The Harvard Corporation yesterday authorized a $125 increase in the fee for students who live off-campus, and a smaller increase in the room rent and board rate for students in the Houses.

The non-resident fee will rise from $25 to $150; room rent will rise from $550 to $580; and the board rate will rise from $620 to $660. The increases will be effective in September.

The increase in the non-resident fee was necessary "to reduce implied subsidization of non-resident by resident students, with respect to House facilities, intramural athletic costs, and other general expenses," L. Gard Wiggins, administrative vice-president of the University, said yesterday.

Adjustments

He explained that the level of $150 for 1968-69 will reduce the imbalance significantly, but said that "smaller adjustments" may be needed in the following two years.

Richard T. Gill '48, whose Mather House subcommittee recommended a non-resident fee raise in January, denied that the increase was part of an effort to discourage students from living off-campus. "There should be no attempt to use fees to influence the pattern of resident and non-resident living," Gill said, adding that by any calculation the fee increase falls short of covering the Houses' expenditures on non-resident students.

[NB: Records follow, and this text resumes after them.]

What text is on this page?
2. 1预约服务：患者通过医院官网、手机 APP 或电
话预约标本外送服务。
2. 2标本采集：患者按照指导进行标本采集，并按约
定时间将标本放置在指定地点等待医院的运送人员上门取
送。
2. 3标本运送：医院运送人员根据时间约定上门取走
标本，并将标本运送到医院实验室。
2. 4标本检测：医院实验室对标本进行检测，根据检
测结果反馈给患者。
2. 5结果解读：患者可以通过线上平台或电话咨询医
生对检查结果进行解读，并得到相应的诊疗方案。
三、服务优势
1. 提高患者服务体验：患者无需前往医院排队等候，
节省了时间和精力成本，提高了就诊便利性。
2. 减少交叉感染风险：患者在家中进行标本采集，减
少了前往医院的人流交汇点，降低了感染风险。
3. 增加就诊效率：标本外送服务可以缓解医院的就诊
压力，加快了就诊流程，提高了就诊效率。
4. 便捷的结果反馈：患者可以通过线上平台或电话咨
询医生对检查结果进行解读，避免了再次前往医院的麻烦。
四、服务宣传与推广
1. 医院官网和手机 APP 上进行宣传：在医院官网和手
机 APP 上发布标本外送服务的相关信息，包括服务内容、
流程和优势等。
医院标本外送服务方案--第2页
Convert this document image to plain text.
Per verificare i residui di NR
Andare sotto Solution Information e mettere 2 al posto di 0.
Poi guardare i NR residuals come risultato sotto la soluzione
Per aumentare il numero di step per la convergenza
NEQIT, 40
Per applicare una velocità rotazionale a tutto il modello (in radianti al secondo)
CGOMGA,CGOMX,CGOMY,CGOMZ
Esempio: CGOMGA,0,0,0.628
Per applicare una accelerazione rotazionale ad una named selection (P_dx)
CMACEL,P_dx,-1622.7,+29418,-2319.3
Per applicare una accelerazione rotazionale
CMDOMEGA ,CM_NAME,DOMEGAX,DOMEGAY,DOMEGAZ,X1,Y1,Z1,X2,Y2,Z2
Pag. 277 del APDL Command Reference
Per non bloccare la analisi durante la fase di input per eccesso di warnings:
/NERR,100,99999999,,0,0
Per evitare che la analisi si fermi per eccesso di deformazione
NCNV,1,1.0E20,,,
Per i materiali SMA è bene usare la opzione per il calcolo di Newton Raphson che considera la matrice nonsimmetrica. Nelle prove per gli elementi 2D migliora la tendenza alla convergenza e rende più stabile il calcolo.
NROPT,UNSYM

He cited the costs of maintaining house offices, libraries, and common rooms.

"I wouldn't be surprised if there are further increases in the next couple of years." Gill said, but he predicted that the fee increase would not affect the residency plans of most students.

Rising Costs

Wiggins traced the increases in the room rent and board rates--the first since 1960--to "the rising costs of labor, material, and food." He said that the costs of labor have been rising at four to five per cent annually and that food price increases have been almost as great.

"We try to operate on a break-even budget," Wiggins said. "Without the increase we would have had to operate at a deficit."

Wiggins added that the Financial Aid Office will take the higher charges into account when financial aid awards are reviewed for next year.